The keys to thwarting him lie hidden throughout Florence, birthplace of the Renaissance. And though the book leans most heavily on Dante for inspiration, the art lover in Brown couldn’t resist involving Sandro Botticelli’s famous Mappa dell’Inferno, a grotesque vision of what Dante imagined.
“I’m a very visual person,” Brown says. “A lot of the locations and artwork are really characters in the book.”
Brown, 49, had known for a long time he wanted to write about Dante’s Inferno. He came to The Divine Comedy the way many of us do: via the classroom. The Phillips Exeter Academy grad — he grew up on the campus, as his father was a math instructor there — read a “watered-down” version in Italian class and was even then amazed by its accessibility.
“It’s a very modern text for something written in the 1300s,” he says. “Of course, I love worlds that are full of symbols and religion, and The Divine Comedy is packed with both. I always try to write about something old and something new simultaneously, like combining the Vatican and antimatter. So I sort of always had my eye out for some modern twist on Inferno. The key was: How do I bring in a modern angle? How do I make it relevant to modern readers?”
The key was creating a villain who sees Dante’s Inferno not as literature but as prophecy, a zealot who believes he must destroy a big chunk of humankind to prevent its demise and provides intriguing moral complexity to the story.
“I love the gray area between right and wrong,” Brown says. “The most interesting villains are the ones you’re not sure if you should root for or against. I think it’s a great question — would you kill half of humanity to save humanity? It’s a conundrum. There’s no right answer. But the wrong answer is to do nothing, to bury your head in times of moral crisis. You can argue his methods are insane and dangerous, but someone could argue they’re the lesser of two evils.”
Examining the dilemma of combating overpopulation is serious business, but Brown, who lives with his wife in New England, also displays a wry sense of humor in the books and in real life. Check out his appearance a few weeks back on Comedy Central’s satire The Colbert Report, a grueling test for even the most quick-witted entertainers. (Before he went on, Colbert told him, “OK, just imagine that you are stuck in an elevator with a lunatic who is wrong about everything and you have to disavow him of all his illusions,” Brown says.) A good sport, the Amherst College grad stood up to the comedian’s rapid-fire lunacy and ended up enjoying himself.
Robert Langdon shares that low-key sense of humor, just as he shares Brown’s claustrophobia. In Inferno, Langdon shudders remembering the long, dark, crowded climb up the twisting staircase to the top of Florence’s Duomo. Brown is no fan of that tourist-infested climb, either: “I had to force myself to do it,” he admits. The author is “fond” of his leading man and says he hasn’t tired of his adventures just yet, though his own meticulous rewriting and editing make for a difficult process.

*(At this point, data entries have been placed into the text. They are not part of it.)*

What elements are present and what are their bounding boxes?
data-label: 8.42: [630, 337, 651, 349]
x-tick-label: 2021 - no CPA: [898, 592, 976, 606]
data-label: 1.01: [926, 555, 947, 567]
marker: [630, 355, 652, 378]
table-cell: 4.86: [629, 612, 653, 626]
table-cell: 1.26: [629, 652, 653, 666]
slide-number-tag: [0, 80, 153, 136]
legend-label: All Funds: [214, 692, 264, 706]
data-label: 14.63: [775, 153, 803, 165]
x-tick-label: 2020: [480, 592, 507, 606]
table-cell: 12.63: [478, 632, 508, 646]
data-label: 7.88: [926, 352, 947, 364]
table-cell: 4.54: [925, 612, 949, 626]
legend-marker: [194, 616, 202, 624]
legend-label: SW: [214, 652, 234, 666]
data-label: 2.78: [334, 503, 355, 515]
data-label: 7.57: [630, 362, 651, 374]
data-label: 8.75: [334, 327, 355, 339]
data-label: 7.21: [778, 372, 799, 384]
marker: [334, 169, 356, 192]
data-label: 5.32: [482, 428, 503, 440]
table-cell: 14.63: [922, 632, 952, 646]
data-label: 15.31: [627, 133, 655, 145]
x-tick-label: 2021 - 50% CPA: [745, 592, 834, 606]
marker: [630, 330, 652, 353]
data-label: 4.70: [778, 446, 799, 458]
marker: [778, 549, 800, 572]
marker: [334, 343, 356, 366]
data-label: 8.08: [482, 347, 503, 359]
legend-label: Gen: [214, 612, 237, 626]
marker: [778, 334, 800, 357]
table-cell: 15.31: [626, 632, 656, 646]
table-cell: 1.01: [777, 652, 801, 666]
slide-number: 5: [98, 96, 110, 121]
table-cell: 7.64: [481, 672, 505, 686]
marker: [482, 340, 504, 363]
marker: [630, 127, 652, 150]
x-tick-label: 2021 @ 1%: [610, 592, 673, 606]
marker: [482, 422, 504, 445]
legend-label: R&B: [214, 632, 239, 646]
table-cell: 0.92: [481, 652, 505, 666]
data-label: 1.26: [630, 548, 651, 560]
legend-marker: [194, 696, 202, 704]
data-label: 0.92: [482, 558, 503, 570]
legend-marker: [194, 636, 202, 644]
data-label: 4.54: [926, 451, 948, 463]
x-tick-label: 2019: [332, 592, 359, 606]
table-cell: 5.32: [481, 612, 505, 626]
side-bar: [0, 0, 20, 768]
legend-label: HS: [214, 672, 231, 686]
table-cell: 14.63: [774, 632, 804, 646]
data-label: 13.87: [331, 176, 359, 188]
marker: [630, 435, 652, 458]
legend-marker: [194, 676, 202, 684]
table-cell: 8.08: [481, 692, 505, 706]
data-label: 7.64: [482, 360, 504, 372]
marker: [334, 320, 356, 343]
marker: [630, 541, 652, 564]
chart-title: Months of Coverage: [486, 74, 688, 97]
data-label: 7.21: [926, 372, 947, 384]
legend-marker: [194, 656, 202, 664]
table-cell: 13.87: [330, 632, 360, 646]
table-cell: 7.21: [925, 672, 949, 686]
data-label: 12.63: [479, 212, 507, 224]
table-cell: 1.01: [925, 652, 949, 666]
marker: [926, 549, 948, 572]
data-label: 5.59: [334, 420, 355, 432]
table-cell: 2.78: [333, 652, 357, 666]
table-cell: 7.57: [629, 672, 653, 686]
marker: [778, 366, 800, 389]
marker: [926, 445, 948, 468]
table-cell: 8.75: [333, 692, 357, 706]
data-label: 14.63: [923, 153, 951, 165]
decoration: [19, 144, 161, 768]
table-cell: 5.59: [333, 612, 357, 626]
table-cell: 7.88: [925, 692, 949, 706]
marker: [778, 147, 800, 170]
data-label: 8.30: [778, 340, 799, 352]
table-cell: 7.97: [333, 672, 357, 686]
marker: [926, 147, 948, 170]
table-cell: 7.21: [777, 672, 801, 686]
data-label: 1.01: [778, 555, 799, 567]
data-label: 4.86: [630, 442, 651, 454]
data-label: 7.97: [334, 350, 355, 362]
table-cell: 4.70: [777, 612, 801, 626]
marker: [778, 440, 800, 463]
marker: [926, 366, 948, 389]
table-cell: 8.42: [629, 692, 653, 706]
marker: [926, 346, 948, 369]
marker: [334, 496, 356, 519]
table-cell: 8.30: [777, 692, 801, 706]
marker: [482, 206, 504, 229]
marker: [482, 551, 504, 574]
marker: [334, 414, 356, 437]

“He and I share profound intellectual curiosity,” Brown says. “I have a lot of different ideas for him. Writing in general is so challenging and so time-consuming that to me that’s the challenge. It’s not that I’m sick of the character. It’s the process that’s hard. ... I write every day. I mean 365 days a year. I get up at 4 a.m. even on Christmas Day. There’s a lot of trial and error. For every page I wrote I threw 10 out, and that is not an exaggeration.”